I think Elric’s stories were the only really successful ones built on Moorcock’s overall concept of “the Eternal Champion” who is fated across many realities to fight for reasons that he never fully understands and to restlessly wander the world. Often the Champion works to free humanity from the domination of gods or supernatural beings.
The other versions of the Champion just never felt very compelling to me by comparison—Corum, who is essentially the last survivor of a genocide; Hawkmoon, who fights against a fascistic, sorcerous Great Britain that is set to conquer the world; and many others. It’s sort of unfortunate that Moorcock only began to experiment with version of the Eternal Champion who were women or genderfluid much later and mostly as minor characters: that might have been a good way to mix up or enliven the series. But also Corum and Hawkmoon are just kind of droopy and generic by comparison with Elric—they never really seem to have fully-realized personalities of their own. (Hawkmoon has a good supporting cast, though.)
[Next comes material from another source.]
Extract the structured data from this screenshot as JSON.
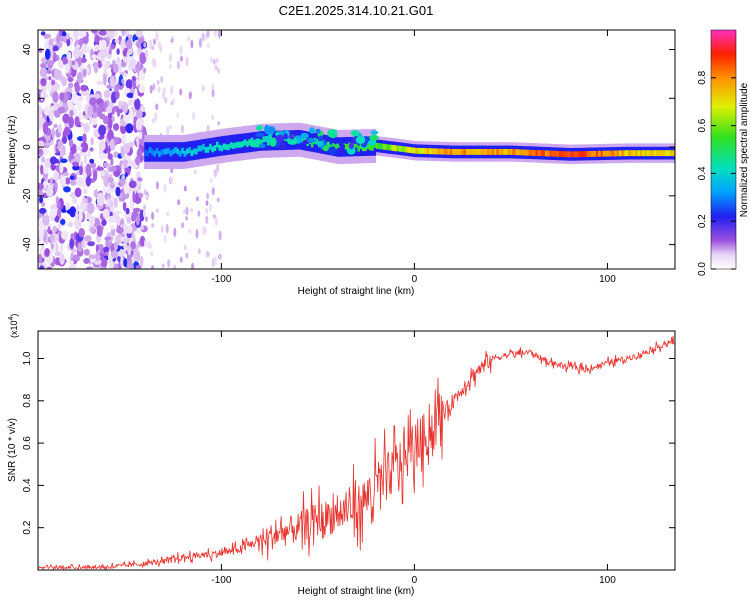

Elric’s stories have a great mix of one-and-done adventures and the gradual unfolding of his overall destiny. He’s got one of the best companions in the Eternal Champion books, a cheery thief named Moonglum, and also a fantastic recurring adversary, a wizard named Theleb K’aarna. On re-reading, I also was reacquainted with the great world-building that Moorcock does around magic in this series, which almost entirely involves summoning dangerous spirits, creatures and demons and invoking various long-standing compacts or obligations. After reading several of the books in the series again, I found myself very much wanting to see it get adapted for TV or film. I suspect many younger viewers or readers would find Elric familiar, given how much his fictional DNA has seeped into subsequent fantasy, but the books still have a feeling of startling originality.
Wendy Pini, of Elfquest fame, published her artwork from an unfinished animated movie project that she did based on the Elric books. It was called "Law and Chaos", and it might be hard to find. It's fascinating. Also, Moorcock's later entries into the Elric world (starting with "The Fortress of the Pearl"), have a much less...inhuman...Elric. He seems more explicitly a "good guy" and to have a distinct moral viewpoint.
These books meant a lot to me as a young adult, but I haven’t read them in many years. I do remember Elric (and his sword) as the best of Moorcock’s motley crew, though. I’d be interested in seeing how they translate to the screen, as well. Now if only somebody would do the same for Tanith Lee, who was (in my mind) Moorcock’s young companion in those days.